Wednesday, November 25, 2009

“Everybody has a plan …..”

“Everybody has a plan till they get punched in the face”. This brilliant quote can be credited to the famous American philosopher “Mike Tyson” :-) . ( His detractors might point out his fetish for ears but didn’t Vincent Van Gogh also cut off his ears).

It’s a extremely impactful statement with implications for any participant in the stock markets. We plan for all kinds of scenarios that the market throws at us. For ex Looking at the market right now we could plan that if the market corrects by 20% we could deploy additional capital into the markets. Simple statement of intent or plan factoring in a possible scenario.

It becomes easy to implement this plan if the market gradually drifts down a percent or two every week and winds up going down 20% over a six month period. It’s a series of small punches that the markets throws at you which tires you out but keeps you in play to deploy the action plan that you had thought thru.

The challenge is when you get punched in your face by the markets when they correct 20% in a week or fortnight. At that moment the mind freezes and all the best laid plans of men and mice go waste. Fear and self doubt seeps in and the reptilian brain takes over.

The R-complex as it is called overrides the more rational functions of the brain and results in primitive behaviour where the survival instinct takes over. We of course see that in the rush to the exit door that happens with market participants.
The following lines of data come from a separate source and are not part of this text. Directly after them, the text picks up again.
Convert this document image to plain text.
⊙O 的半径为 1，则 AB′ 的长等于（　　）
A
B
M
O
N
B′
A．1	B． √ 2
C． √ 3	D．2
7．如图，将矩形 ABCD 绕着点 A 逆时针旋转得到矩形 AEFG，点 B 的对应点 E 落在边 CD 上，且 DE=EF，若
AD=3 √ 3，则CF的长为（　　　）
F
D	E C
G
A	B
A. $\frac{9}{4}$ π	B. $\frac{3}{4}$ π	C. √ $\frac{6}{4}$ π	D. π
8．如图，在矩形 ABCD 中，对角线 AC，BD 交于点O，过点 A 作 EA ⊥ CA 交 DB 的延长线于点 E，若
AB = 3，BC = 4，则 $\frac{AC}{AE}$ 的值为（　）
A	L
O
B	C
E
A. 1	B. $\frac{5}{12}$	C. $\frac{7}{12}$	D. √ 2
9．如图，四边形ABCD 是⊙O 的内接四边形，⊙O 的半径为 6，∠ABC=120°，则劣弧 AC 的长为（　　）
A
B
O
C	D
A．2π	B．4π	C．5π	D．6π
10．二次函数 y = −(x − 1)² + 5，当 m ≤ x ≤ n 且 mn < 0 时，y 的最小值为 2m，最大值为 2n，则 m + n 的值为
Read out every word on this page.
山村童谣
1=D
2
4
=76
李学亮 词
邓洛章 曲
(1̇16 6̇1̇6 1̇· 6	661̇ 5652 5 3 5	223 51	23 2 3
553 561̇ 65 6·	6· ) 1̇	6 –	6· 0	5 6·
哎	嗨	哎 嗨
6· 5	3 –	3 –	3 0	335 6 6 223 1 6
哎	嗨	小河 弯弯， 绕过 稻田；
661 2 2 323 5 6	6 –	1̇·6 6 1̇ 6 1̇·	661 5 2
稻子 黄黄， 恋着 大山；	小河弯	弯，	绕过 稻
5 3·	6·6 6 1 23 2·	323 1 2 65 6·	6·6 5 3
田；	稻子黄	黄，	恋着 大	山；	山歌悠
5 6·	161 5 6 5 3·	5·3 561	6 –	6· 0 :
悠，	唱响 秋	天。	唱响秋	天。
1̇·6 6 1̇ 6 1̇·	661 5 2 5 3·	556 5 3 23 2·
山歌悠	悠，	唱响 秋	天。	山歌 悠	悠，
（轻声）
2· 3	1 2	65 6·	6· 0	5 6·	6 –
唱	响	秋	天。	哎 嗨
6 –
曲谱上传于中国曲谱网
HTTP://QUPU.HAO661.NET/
Can we work our way thru this and retain our rationality? I think the first step is being able to recognise when our mind starts moving into this state.
The awareness of it might helps us deal with a few punches thrown between our eyes.


Mayank said...

Interesting Topic Ninad -- My thoughts are:
No matter how well we know that when others are fearful, we should be greedy when the market makes that large 20% move down we simply would run for cover rather than think of deploying additional cash. Studies have shown that we are wired such that an X amount of loss hurts us much more than an equal X amnt of gain, hence we are programmed to be more fearful than greedy. Thats why you would notice that the markets move down with much more ferocity than their upmove.

So only highly evolved investors based on lot of past experience can possibly control their instincts to duck for others the story ends always with the same result

Nandy said...

It can be easier if you go company by company, of course, after doing your due diligence. If you have a price on your head for a good company, below which you want to buy it, irrespective of what the broader junta feel, it is important to go ahead as per plan. And that, is something that can get cultivated - though not easy, I must say. The same modality can apply for selling too.

Ninad Kunder said...

Hi Mayank

Loss aversion that u refer to is still relatively easy to manage and overcome as a behavioural defect.

What is more difficult is when the reptilian part of the brain takes over, it becomes very difficult to take rational decisions. One can avoid panic attacks or the rush to the exitdoor. But in that state the brain starts to rationalise that there are strong reasons for the downturn. So what is really a state of fear gets rationalised as a objective decision.



Ninad Kunder said...

Hi Nandhita

The state happens not just with respect to the broader market but also when we encounter a negative event in a individual stock.

As a matter of fact I believe it is more difficult to manage it when it happens to a individual stock. I can still manage a broad market meltdown bcos u can see the apparent irrationality playing out. But when it happens wrt a individual stock that u own the irrationality is not as apparent or all pervasive and the mind then moves into the state of questioning the original hypothesis.